The post regarding the federal agency was authored by Rebecca Wingo, who leads the University of Cincinnati's public history department as a scholar of the Indigenous and American West.
As dozens of people shared her tweet, we contacted her requesting evidence to substantiate the claim about the so-called "jockstrap." She said an employee of the National Park Service (NPS) told her about the item and several readings (which we unpack below) mentioned it. Wingo continued:
The thing is, it’s really not that surprising. Custer was one of the OG 'the myth, the man, the legend' folks of the 'Wild West,' the 'untamed frontier.' People saved everything he ever touched.
His death hit the press in NY on the 4th of July, which captivated everyone’s attention as they mourned the loss of him and his men. In context though, 10 years prior, Americans publicly displayed the scalped crotches of Indian men, women, and children in the aftermath of Sand Creek. This is the same America that was trading lynching postcards like souvenirs. Keeping Custer’s jock strap is the least controversial thing people collected at the time.

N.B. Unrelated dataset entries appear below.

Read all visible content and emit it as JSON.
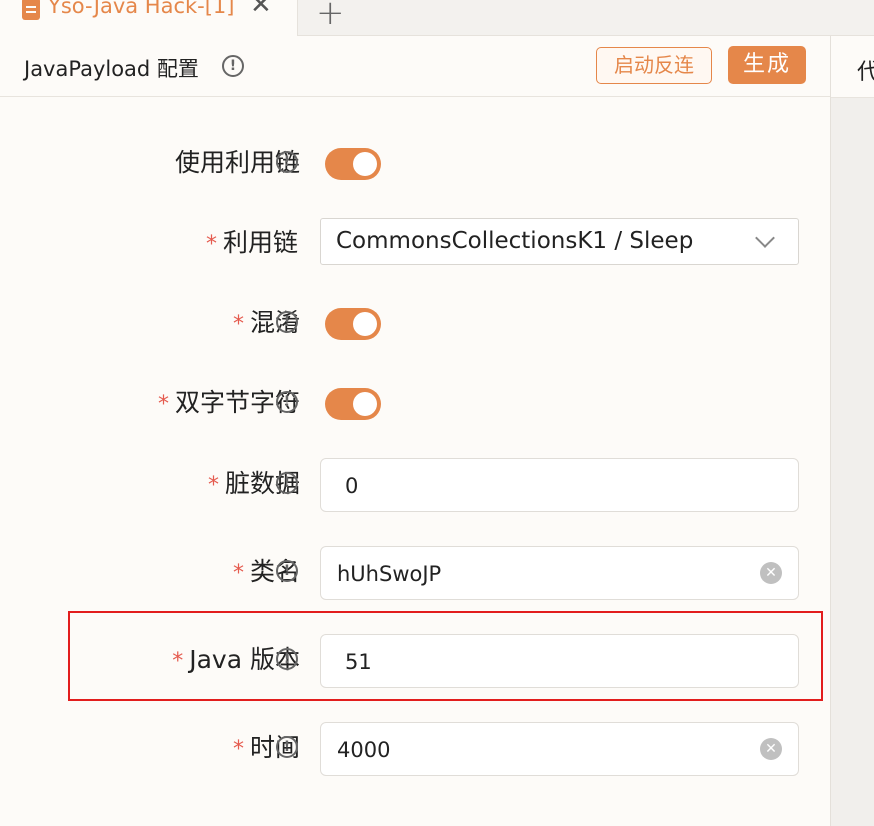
{
  "tab": {
    "title": "Yso-Java Hack-[1]",
    "close_glyph": "✕",
    "add_glyph": "+",
    "icon": "document-icon"
  },
  "header": {
    "title": "JavaPayload 配置",
    "info_glyph": "!",
    "start_reverse_label": "启动反连",
    "generate_label": "生成"
  },
  "right_panel": {
    "header_text": "代"
  },
  "form": {
    "required_mark": "*",
    "use_chain": {
      "label": "使用利用链",
      "enabled": true
    },
    "chain": {
      "label": "利用链",
      "value": "CommonsCollectionsK1 / Sleep"
    },
    "obfuscate": {
      "label": "混淆",
      "enabled": true
    },
    "double_byte": {
      "label": "双字节字符",
      "enabled": true
    },
    "dirty_data": {
      "label": "脏数据",
      "value": "0"
    },
    "class_name": {
      "label": "类名",
      "value": "hUhSwoJP"
    },
    "java_version": {
      "label": "Java 版本",
      "value": "51"
    },
    "time": {
      "label": "时间",
      "value": "4000"
    }
  },
  "colors": {
    "accent": "#e5874a",
    "required": "#e55b4f",
    "highlight": "#e21d1d"
  }
}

Her email referenced a story in the Oct. 27, 1991, edition of The New York Times, titled, "Echoes Along the Little Big Horn." We obtained a digitized version of the article written by Fergus Bordewich, who visited NPS' Little Bighorn Battlefield National Monument in southern Montana (the site is less than 70 miles east of Billings) and documented what he saw. He wrote:
The small, excellent battlefield museum preserves a white buckskin suit that is identical to the one Custer wore on the day of his death, along with an equally theatrical, elegantly braided black velvet hussar's jacket and kepi that he wore during the Civil War. The personal effects serve as a poignant counterpoint: the well-used toothbrush, hairbrush and sponge, and the "Rawson's patent elastic self-adjusting U.S. Army Suspensory Bandage, C-7A, No. 4, Size S" — otherwise known as a jock strap.

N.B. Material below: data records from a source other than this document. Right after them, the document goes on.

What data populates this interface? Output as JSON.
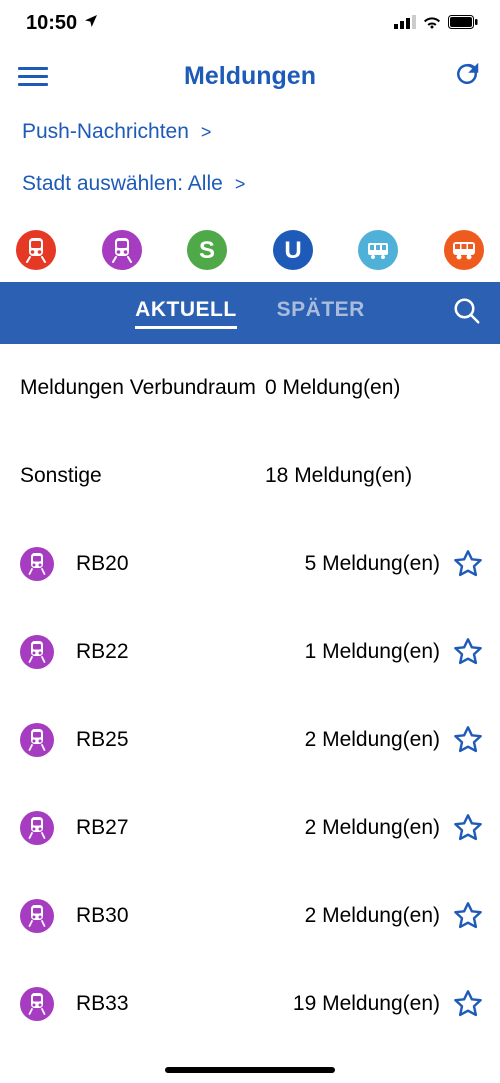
{
  "status": {
    "time": "10:50"
  },
  "nav": {
    "title": "Meldungen"
  },
  "links": {
    "push": "Push-Nachrichten",
    "city_label": "Stadt auswählen:",
    "city_value": "Alle"
  },
  "transport_chips": [
    {
      "name": "regional-train-icon",
      "color": "#e53926"
    },
    {
      "name": "train-icon",
      "color": "#a63cc0"
    },
    {
      "name": "sbahn-icon",
      "color": "#4fa948",
      "letter": "S"
    },
    {
      "name": "ubahn-icon",
      "color": "#1e5bb8",
      "letter": "U"
    },
    {
      "name": "tram-icon",
      "color": "#4fb0d8"
    },
    {
      "name": "bus-icon",
      "color": "#ef5a1f"
    }
  ],
  "tabs": {
    "active": "AKTUELL",
    "inactive": "SPÄTER"
  },
  "sections": [
    {
      "label": "Meldungen Verbundraum",
      "count": "0 Meldung(en)"
    },
    {
      "label": "Sonstige",
      "count": "18 Meldung(en)"
    }
  ],
  "lines": [
    {
      "name": "RB20",
      "count": "5 Meldung(en)"
    },
    {
      "name": "RB22",
      "count": "1 Meldung(en)"
    },
    {
      "name": "RB25",
      "count": "2 Meldung(en)"
    },
    {
      "name": "RB27",
      "count": "2 Meldung(en)"
    },
    {
      "name": "RB30",
      "count": "2 Meldung(en)"
    },
    {
      "name": "RB33",
      "count": "19 Meldung(en)"
    }
  ]
}
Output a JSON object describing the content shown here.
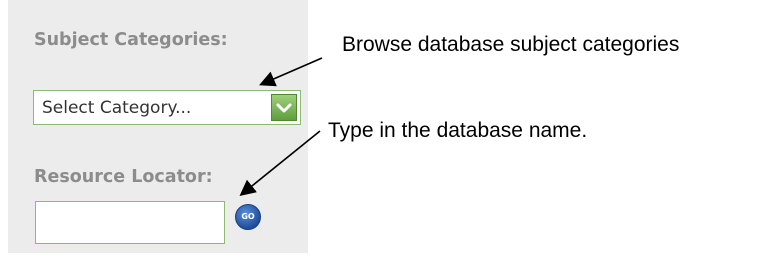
{
  "sidebar": {
    "subject_heading": "Subject Categories:",
    "category_select": {
      "selected": "Select Category..."
    },
    "resource_heading": "Resource Locator:",
    "resource_input": {
      "value": ""
    },
    "go_label": "GO"
  },
  "annotations": {
    "browse_note": "Browse database subject categories",
    "type_note": "Type in the database name."
  },
  "colors": {
    "panel": "#ececec",
    "heading": "#8c8c8c",
    "field_border": "#8fb870",
    "dropdown_button": "#6fae4a",
    "go_button": "#1f4e9e"
  }
}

In other words, as of the early '90s, a journalist reported that the aforementioned item was indeed displayed at a NPS-operated site.
However, to confirm whether the park service still possessed, or "owned," Custer's jock strap as of fall 2021, we connected with Ken Woody — a supervisory park ranger at the Montana national park. He responded in a Sept. 24 email to Snopes:
"Yes we have something along those lines in the collection. The park historian told me years ago that it was a groin bandage rather than a jockstrap."

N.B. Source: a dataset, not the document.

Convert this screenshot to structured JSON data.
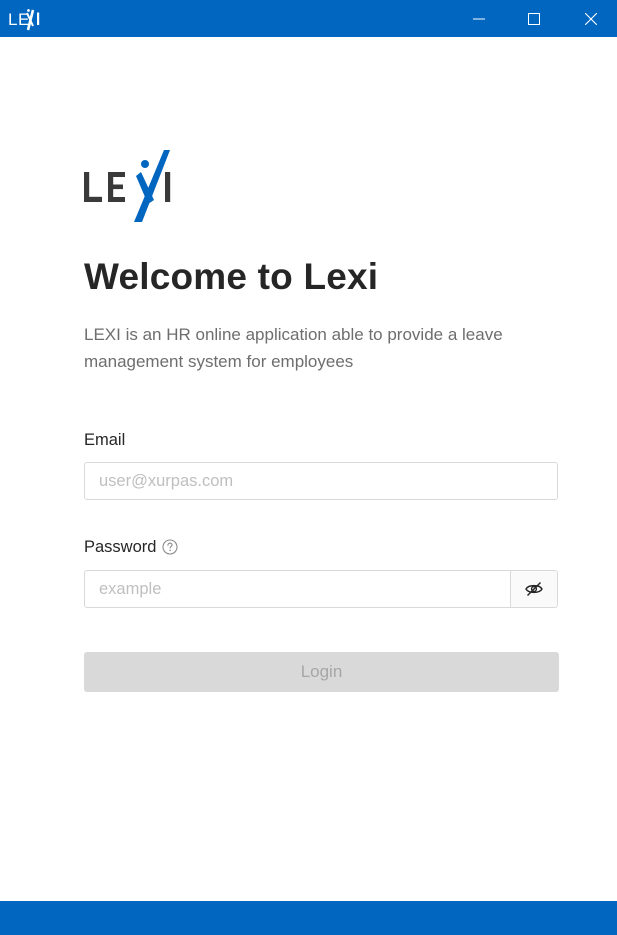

In other words, he confirmed the claim, while calling attention to the fact that the undergarment's title and design to protect the wearers' penises have changed over the decades. Considering that evidence, we rate this claim "True."
However, ownership aside, we were unable to definitively prove the location of the artifact, as of fall 2021. Woody said NPS years ago moved the item (along with other artifacts depicting the clash between Custer's men and the Lakota Sioux and Northern Cheyenne tribes) from the Montana site to the system's Western Archeological and Conservation Center in Tucson, Arizona.
So, to validate whether the item remained there, we reached out to a curator at the center who is responsible for the collection. We have not heard back, but we will update this report accordingly when — or if — that changes.
Lastly, historian Will Hutchison wrote about the clothing item in his nonfiction work titled, "Artifacts of the Battle of Little Big Horn," according to Wingo and a website dedicated to materials about the initial major land battle of the Civil War.
That website, called "Bull Runnings," included an image supposedly depicting the item — the photograph that is the featured image of this report. We sent the photograph to Woody to confirm its authenticity, and he said it was indeed the historical artifact in question.